1953, un sinistre comme on en voit peu en Europe du Nord de nos jours frappe les côtes néerlandaises : le niveau de la mer monte brutalement, un véritable raz-de-marée couvre 10% des terres agricoles, emporte près de 30 000 animaux et tue environ 1 800 personnes. 70 000 autres se retrouvent déplacées, les digues du pays ont cédé à des dizaines de points.
A Paris, Jean-Marie Le Pen est étudiant en droit, célèbre dans le Quartier Latin pour sa descente et pour son tempérament bagarreur.
Le jeune homme est encore marqué par la guerre, l’occupation, le sentiment d’une société divisée. Alors que la Guerre Froide s’établit, il est touché par la détresse des Néérlandais et veut construire à son échelle une Europe solidaire.
Et là, ce qu’on ne peut appeler autrement qu’un culot monstre entre en scène : de la part de Jean-Marie Le Pen, ce n’est ni la première ni la dernière fois. Il rentre dans le premier café venu, demande à téléphoner, et appelle l’Elysée.
“– Je voudrais parler au président de la République !
– Qui le demande ?
– Le Pen, président de la Corpo de droit !
– Je vous le passe.”
Et sur ce titre d’association étudiante balancé avec aplomb, Jean-Marie Le Pen se retrouve en ligne avec Vincent Auriol, premier Président de la IVe République, et son accent toulousain qui roule dans le combiné. Ils ont été présentés auparavant à un gala étudiant, Auriol sait à quel personnage il a affaire.
“– Alors, Présideng, qu’est-ce qu’il y a pour ton service ?
– M. Le Président, de terribles inondations viennent de frapper la Hollande. Nous, étudiants français, souhaiterions témoigner que nous ressentons cette catastrophe comme touchant directement notre pays et pour cela envoyer à leur secours un contingent d’étudiants français volontaires.
– Je t’approuve et suis disposé à vous aider, mais je pars ce soir pour Muret. Je laisse mes consignes à Pleven, adresse-toi à lui et bonne chance.”
C’est la naissance de l’éphémère GUSI, le groupement universitaire de secours immédiat, qui après une campagne de tractage éclair recevra 120 candidats, dont 40 seront admis à partir.

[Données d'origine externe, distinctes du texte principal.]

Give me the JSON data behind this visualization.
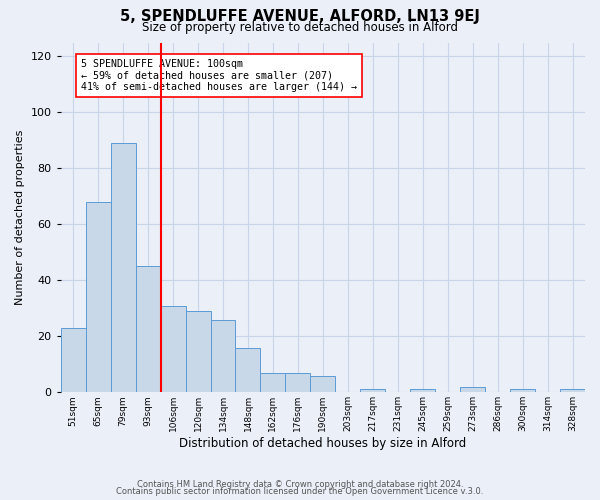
{
  "title": "5, SPENDLUFFE AVENUE, ALFORD, LN13 9EJ",
  "subtitle": "Size of property relative to detached houses in Alford",
  "xlabel": "Distribution of detached houses by size in Alford",
  "ylabel": "Number of detached properties",
  "bin_labels": [
    "51sqm",
    "65sqm",
    "79sqm",
    "93sqm",
    "106sqm",
    "120sqm",
    "134sqm",
    "148sqm",
    "162sqm",
    "176sqm",
    "190sqm",
    "203sqm",
    "217sqm",
    "231sqm",
    "245sqm",
    "259sqm",
    "273sqm",
    "286sqm",
    "300sqm",
    "314sqm",
    "328sqm"
  ],
  "bar_heights": [
    23,
    68,
    89,
    45,
    31,
    29,
    26,
    16,
    7,
    7,
    6,
    0,
    1,
    0,
    1,
    0,
    2,
    0,
    1,
    0,
    1
  ],
  "bar_color": "#c8d8e8",
  "bar_edge_color": "#5b9bd5",
  "reference_bar_index": 3,
  "reference_line_color": "red",
  "annotation_text": "5 SPENDLUFFE AVENUE: 100sqm\n← 59% of detached houses are smaller (207)\n41% of semi-detached houses are larger (144) →",
  "annotation_box_color": "white",
  "annotation_box_edge_color": "red",
  "ylim": [
    0,
    125
  ],
  "yticks": [
    0,
    20,
    40,
    60,
    80,
    100,
    120
  ],
  "grid_color": "#c8d4e8",
  "background_color": "#eaeff8",
  "footer_line1": "Contains HM Land Registry data © Crown copyright and database right 2024.",
  "footer_line2": "Contains public sector information licensed under the Open Government Licence v.3.0."
}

Parmi eux, le futur maire de Nice Jacques Peyrat, ou Rikardos Someritis qui deviendra un fameux éditorialiste socialiste en Grèce, des sportifs, quelques chefs scouts, des secouristes, de jeunes militaires.
À force de coups de pouce des administrations et des commerçants parisiens, le GUSI part en train avec un chargement de rations et de bottes. En Hollande, nouveau coup de culot : Jean-Marie Le Pen arrive à rencontrer le ministre de la Gestion des Eaux. Celui-ci ne sait pas bien quoi faire de 40 bénévoles électrons libres, et les affecte à la réparation des digues avec l’armée à Schouwen-Duiveland.

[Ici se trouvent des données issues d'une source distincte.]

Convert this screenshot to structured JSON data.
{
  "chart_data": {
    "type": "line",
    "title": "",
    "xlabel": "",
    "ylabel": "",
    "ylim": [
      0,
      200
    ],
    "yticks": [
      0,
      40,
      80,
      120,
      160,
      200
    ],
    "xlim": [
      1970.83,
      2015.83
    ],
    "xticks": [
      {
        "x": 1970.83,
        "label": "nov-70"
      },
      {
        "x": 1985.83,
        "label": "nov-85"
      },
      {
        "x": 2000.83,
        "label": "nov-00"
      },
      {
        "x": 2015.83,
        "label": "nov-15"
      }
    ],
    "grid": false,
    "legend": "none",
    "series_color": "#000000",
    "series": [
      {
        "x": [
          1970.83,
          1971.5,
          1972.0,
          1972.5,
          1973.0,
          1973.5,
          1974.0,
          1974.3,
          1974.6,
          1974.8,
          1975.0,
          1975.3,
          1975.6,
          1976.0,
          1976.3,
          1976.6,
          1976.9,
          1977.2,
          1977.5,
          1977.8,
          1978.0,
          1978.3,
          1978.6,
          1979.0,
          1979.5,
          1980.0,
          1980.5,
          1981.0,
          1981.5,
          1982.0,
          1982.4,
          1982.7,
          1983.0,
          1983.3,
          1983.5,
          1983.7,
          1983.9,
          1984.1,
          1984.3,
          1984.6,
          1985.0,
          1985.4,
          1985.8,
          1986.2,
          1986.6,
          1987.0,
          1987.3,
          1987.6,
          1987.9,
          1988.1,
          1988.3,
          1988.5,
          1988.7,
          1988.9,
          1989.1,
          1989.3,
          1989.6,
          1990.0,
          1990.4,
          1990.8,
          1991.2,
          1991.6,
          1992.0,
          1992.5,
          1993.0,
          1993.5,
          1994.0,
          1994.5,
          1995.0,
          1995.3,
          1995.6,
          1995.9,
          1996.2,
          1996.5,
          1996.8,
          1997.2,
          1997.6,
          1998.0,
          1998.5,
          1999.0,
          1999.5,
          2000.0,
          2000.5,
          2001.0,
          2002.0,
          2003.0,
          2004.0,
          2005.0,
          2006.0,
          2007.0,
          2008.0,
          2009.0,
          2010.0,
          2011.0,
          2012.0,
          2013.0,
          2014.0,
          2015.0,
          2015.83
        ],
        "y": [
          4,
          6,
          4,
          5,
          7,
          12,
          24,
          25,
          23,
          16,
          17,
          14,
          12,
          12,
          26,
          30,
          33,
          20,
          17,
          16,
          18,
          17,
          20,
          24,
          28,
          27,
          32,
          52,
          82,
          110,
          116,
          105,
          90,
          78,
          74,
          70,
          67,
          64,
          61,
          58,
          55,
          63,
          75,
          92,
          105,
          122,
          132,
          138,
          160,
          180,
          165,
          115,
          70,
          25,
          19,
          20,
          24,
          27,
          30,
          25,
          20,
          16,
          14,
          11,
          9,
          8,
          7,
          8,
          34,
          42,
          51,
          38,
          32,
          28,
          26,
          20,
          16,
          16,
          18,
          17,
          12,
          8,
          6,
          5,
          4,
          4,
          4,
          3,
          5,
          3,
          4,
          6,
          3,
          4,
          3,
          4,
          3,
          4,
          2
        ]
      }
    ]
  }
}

Passée la méfiance des premiers jours, dans un pays aux relations historiquement compliquées avec la France, l’entrain et le sérieux des étudiants les amènent à fraterniser avec les soldats. Ils seront ensuite reçus triomphalement dans plusieurs universités d’Amsterdam pour trois jours de festivités.
Le GUSI rentre peu après de ce qui sera son unique mission, avec un impact réduit mais un dévouement qui aura marqué sur place. Son jeune chef en garde un souci du peuple, des plus vulnérables, de l’Europe aussi, au Parlement de laquelle il siégera 31 ans plus tard. Et les travaux avec l’armée, en treillis et rangers, annoncent l’engagement militaire en Indochine où il partira l’année suivante suivi de son ami Jacques Peyrat.
Jean-Marie Le Pen fut aussi un peu, et plus tôt qu’on le croirait, une figure européenne.
Et peut-être reste-t-il encore, à Schouwen-Duiveland, un doyen de village qui se souvient d’un jeune colosse venu avec quarante Français refaire les digues des Pays-Bas.